Zeybekci, konjonktürel olarak en büyük ticaret ve yatırım ortaklarının ekonomik aktivite seviyesinin “ılımlı” olmanın ötesine geçemediğini vurgulayarak, AB’nin büyüme görünümündeki belirsizliklerin, Brexit ve buna benzer siyasi olumsuzluklarla birleşerek negatif bir unsur oluşturduğunu, komşulardaki ve yakın coğrafyadaki siyasi gerginliklerin, her geçen gün daha da şiddetlenen çatışma halinin, ülkenin bu bölgelerle olan ekonomik etkileşimini de doğrudan etkilediğini kaydetti.

- "Türkiye demokrasi ve ekonomik altyapı testinden alnının akıyla geçti"

Türkiye'nin hem demokrasinin hem de ekonomik altyapının çok sert bir testten alnının akıyla geçtiği 15 Temmuz 2016'da, tüm dünyanın Türkiye'nin ekonomideki reform yapma kapasitesinin daha da güçlendiğini, ekonomik altyapının ne kadar sarsılmaz inşa edildiğini gördüklerini ifade eden Zeybekci, hem 2016’nın son çeyreğinde hem de yılın genelinde elde edilen büyüme oranlarının, olağan dışı şartların vuku bulduğu bir dönemde kaydedildiğinin unutulmamasını istedi.

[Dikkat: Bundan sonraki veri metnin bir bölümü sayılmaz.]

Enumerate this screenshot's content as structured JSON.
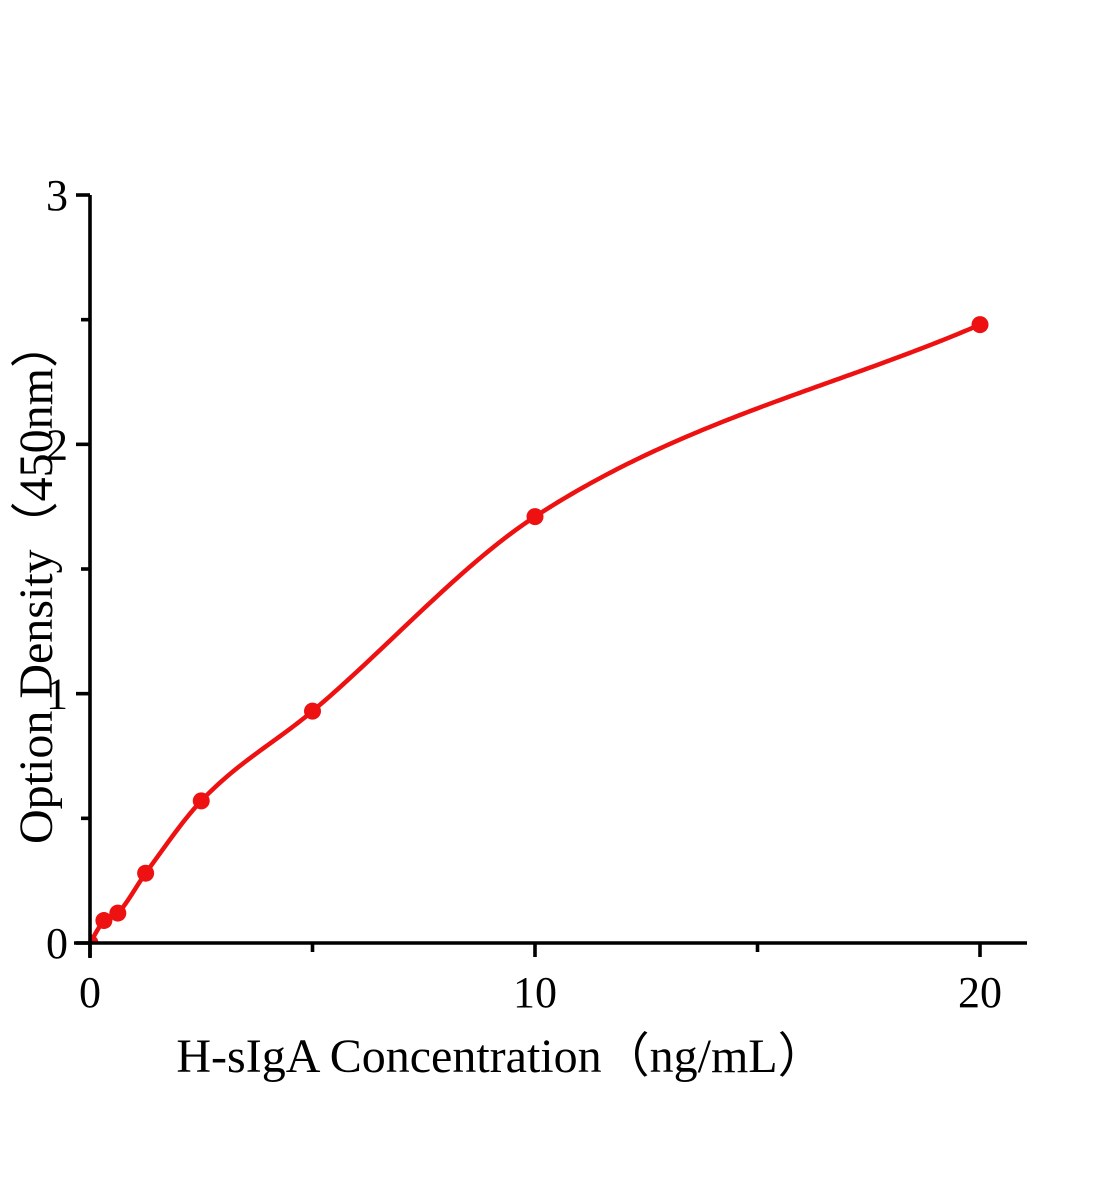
{
  "figure": {
    "background": "#ffffff",
    "title": ""
  },
  "chart_data": {
    "type": "scatter",
    "fit_curve": true,
    "title": "",
    "xlabel": "H-sIgA Concentration（ng/mL）",
    "ylabel": "Option Density（450nm）",
    "points": [
      {
        "x": 0,
        "y": 0
      },
      {
        "x": 0.3125,
        "y": 0.09
      },
      {
        "x": 0.625,
        "y": 0.12
      },
      {
        "x": 1.25,
        "y": 0.28
      },
      {
        "x": 2.5,
        "y": 0.57
      },
      {
        "x": 5,
        "y": 0.93
      },
      {
        "x": 10,
        "y": 1.71
      },
      {
        "x": 20,
        "y": 2.48
      }
    ],
    "xlim": [
      0,
      21.1
    ],
    "ylim": [
      0,
      3
    ],
    "x_major_ticks": [
      0,
      10,
      20
    ],
    "x_minor_ticks": [
      5,
      15
    ],
    "y_major_ticks": [
      0,
      1,
      2,
      3
    ],
    "y_minor_ticks": [
      0.5,
      1.5,
      2.5
    ],
    "grid": false,
    "legend": "none",
    "marker_color": "#ee1111",
    "line_color": "#ee1111",
    "axis_color": "#000000"
  }
}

Zeybekci, bu yılın ilk 2 ayında ihracatın yüzde 6,7 artarak 23,4 milyar dolar olduğunu belirterek, şöyle devam etti:

"Bu gerçekleşme sonucunda ihracatımız 2017 sonunda ulaşmayı hedeflediğimiz 153,3 milyar dolarlık ihracat rakamına ulaşmak için bizleri yüreklendirdi. 2016 yılı genelinde sergilediğimiz büyüme ve bu yılın ilk iki ayındaki ihracat performansımız, her türlü risk unsuruna rağmen ekonomimizin büyük bir direnç gösterebilme kapasitesine sahip olduğunu işaret etmektedir. Bu dirençli yapı da hükümet olarak her alanda ortaya koyduğumuz yapısal reformların ve disiplinli makro politikaların doğrudan bir yansımasıdır. Hükümet olarak siyasi ve ekonomik istikrarın tesisiyle aldığımız ekonomik tedbirlerle halen hayata geçirmeye devam ettiğimiz reform uygulamalarımızla büyüme oranlarımızın yüzde 5’ler düzeyine kalıcı olarak çıkacağını, ayrıcı halihazırda ihracattaki yükseliş ivmesinin 2017’nin tümüne yayılacağına inanıyoruz."

Türkiye’nin büyümesini daha sürdürülebilir ve daha kapsayıcı kılmak için atılacak her adımı verimlilik artışı sağlama felsefesiyle atacaklarını belirten Zeybekci, bu sayede ülkenin bir önceki günden daha fazla üretim yapmasını, bu üretimi de daima yenilikçi araçlarla gerçekleştirilebilmesinin önünü açacaklarını ifade etti.

Bugüne kadar reformcu kimliğiyle iftihar eden hükümetin verimlilik artışı ve daha yaygın bir inovasyon kültürü tesis edecek reform politikalarıyla sürdürülebilir bir büyüme patikasına ve ihracat artışına kalıcı olarak yerleşebilmenin önünü açacağına işaret eden Zeybekci, "Temel politikamız, cari açık üretmeyen bir büyüme modeli oturtmak olacak. Bunu yaparken de ihracatımızı, daha fazla pazara daha yenilikçi ürünlerle girerek artıracak, dış kaynak bağımlılığımızı azaltacağız." ifadesini kullandı.